WJEC AS Physics PH1 May 19th 2015

Thats what i wrote but what about current? Doesnt that also go down?

1. Horizontal v= 2
Vertical = 3.56
Magnitude = 4.1
Angle = 58
2.
3. Pd= 8.5
Pd = 3.75
Combined parallel resistance = 750
Variable resiator = 4500
Pd decreases
4. Experiment....
5.Inave?
6. Zip line..
7.Define displacement - mean velocity x time
Average speed = 48
Average velocity = 0
Thats all i can remember off the top of my head so pretty sure some of those are off

I circled the one that was pointing south east? it was like a tangent to the curve since that was the direction I thought the air resistance was acting?

Hahaha you can't define displacement as velocity x time! That's basically saying that displacement is defined as displacement/time x time XD.
Since velocity is defined as displacement/time, it wouldn't make sense to define displacement in terms of velocity.
I don't think your pds are correct.
Your vertical was my resultant in question 1. Not sure if I made a mistake or you remembered wrong...
The other answers I agree with.

I circled the one that was pointing south east? it was like a tangent to the curve since that was the direction I thought the air resistance was acting?

Hmm well the current of the overall circuit would increase, I can't fully remember the question but decreasing the resistance in the variable resistor would increase its share of the current. Without the numbers from the question I can't say whether the current in the other one goes up or down overall. I thought it only asked about pd not the voltage??

If you're on about the variable resistor question the voltage went down. Basically the R (parallel combo) of the R total went down so V(parallel combo) of the V total went down. The pd of the other resistor went up! Not sure if this explains it very well put if it had 3/4 of resistance it would dissipate 3/4 of pd.
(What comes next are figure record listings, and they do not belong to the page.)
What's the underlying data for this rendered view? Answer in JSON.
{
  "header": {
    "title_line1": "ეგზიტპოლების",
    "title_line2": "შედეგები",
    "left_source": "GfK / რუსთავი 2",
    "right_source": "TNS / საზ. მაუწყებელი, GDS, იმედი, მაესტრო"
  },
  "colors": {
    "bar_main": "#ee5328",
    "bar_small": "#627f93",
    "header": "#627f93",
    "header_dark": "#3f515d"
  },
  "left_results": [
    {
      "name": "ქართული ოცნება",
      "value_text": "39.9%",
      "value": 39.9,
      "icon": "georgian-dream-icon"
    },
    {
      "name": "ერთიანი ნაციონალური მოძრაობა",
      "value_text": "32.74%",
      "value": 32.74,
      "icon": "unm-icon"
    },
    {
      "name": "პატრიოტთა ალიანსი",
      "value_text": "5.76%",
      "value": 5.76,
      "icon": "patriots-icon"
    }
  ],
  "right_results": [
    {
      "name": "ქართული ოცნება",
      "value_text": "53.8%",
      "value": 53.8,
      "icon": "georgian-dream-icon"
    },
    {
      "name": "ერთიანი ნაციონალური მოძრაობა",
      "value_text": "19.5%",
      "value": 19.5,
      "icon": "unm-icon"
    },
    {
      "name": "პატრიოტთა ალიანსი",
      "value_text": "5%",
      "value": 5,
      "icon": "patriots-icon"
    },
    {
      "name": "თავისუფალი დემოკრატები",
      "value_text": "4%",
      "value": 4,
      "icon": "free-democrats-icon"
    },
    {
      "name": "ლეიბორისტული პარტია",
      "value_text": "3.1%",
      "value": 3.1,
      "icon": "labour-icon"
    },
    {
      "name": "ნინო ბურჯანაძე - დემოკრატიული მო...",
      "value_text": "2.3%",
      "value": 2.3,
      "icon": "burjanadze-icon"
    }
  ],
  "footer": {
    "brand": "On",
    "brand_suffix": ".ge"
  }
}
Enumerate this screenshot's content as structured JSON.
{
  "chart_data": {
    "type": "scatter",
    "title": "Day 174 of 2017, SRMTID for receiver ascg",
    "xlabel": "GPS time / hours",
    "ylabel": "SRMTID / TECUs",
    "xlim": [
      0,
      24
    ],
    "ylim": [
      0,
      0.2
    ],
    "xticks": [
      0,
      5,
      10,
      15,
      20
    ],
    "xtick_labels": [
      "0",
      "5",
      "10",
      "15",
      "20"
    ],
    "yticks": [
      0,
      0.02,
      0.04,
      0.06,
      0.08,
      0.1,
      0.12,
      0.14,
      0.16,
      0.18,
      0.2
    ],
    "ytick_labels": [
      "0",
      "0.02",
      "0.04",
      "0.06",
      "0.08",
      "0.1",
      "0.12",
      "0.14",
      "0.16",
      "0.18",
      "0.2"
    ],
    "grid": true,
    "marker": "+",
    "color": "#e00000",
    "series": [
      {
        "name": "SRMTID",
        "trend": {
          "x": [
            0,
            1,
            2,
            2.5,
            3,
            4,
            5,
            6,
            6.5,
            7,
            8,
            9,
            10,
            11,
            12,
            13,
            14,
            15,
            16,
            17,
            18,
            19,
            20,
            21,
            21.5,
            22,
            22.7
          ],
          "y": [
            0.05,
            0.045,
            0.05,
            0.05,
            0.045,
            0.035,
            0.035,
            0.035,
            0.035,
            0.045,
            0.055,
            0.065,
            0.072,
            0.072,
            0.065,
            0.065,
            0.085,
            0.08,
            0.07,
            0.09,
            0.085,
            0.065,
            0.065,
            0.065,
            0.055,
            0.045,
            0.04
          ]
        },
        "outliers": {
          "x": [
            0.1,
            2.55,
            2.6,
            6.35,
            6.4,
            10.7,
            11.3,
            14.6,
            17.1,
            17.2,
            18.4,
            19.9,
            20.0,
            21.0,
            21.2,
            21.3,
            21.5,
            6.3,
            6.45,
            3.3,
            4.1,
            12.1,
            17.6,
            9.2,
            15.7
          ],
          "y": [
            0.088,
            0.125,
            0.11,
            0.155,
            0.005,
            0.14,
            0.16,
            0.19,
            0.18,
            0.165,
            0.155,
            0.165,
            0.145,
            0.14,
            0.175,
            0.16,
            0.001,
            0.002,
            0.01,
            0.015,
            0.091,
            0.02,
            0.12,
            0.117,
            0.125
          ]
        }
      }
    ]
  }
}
If resistance went down by 1 ohm it would have 2/3 of resistance so 2/3 of pd!

But if you change the resistance then that alters the current as well

I said that the pd stays the same, I mentioned the change in I and R cancelling out, and also mentioned the fact that variable resistor and the resistor in parallel must have the same Pd as they're parallel, and if their of changes then the pd of the resistor in series also changes therefore would have to same the same as before

You can take the circuit as a potential divider. Then since the resistance of the parallel combo goes down, the proportion of the emf that it gets decreases as well. Less pd in the combo means less pd across the 900 ohm resistor since pd is same in each branch.

Oh dear. You didn't know that pd is the same thing as voltage? I hope you didn't say/use that in the exam...

On question one how did everyone work out the initial velocity in the vertical competent? from what I remember I halved the time and put the final velocity as 0 then 0^2= u + -9.81 x half of time and rearranged to get U
I think I've done this completely wrong and then on the value of U resultant vector I used Pythagoras

I did v^2=u^2 + 2 x -9.81 x s, v was zero so u^2= 2 x 9.81 x s then took square root!

Typo was meant to say current!!!!!!

Do you think I just used the wrong equation? My answer came out like 2.94 I think 😖 and then U was 3. Something

Do you think I just used the wrong equation? My answer came out like 2.94 I think 😖 and then U was 3. Something

Im pretty sure 2.94 is right, your method should have worked using v=u+at however it looks like you did v^2 which fortunately still comes out as 0, whether or not an examiner will mark you down for that I have no idea seeing as it didn't affect your answer!

Im pretty sure 2.94 is right, your method should have worked using v=u+at however it looks like you did v^2 which fortunately still comes out as 0, whether or not an examiner will mark you down for that I have no idea seeing as it didn't affect your answer!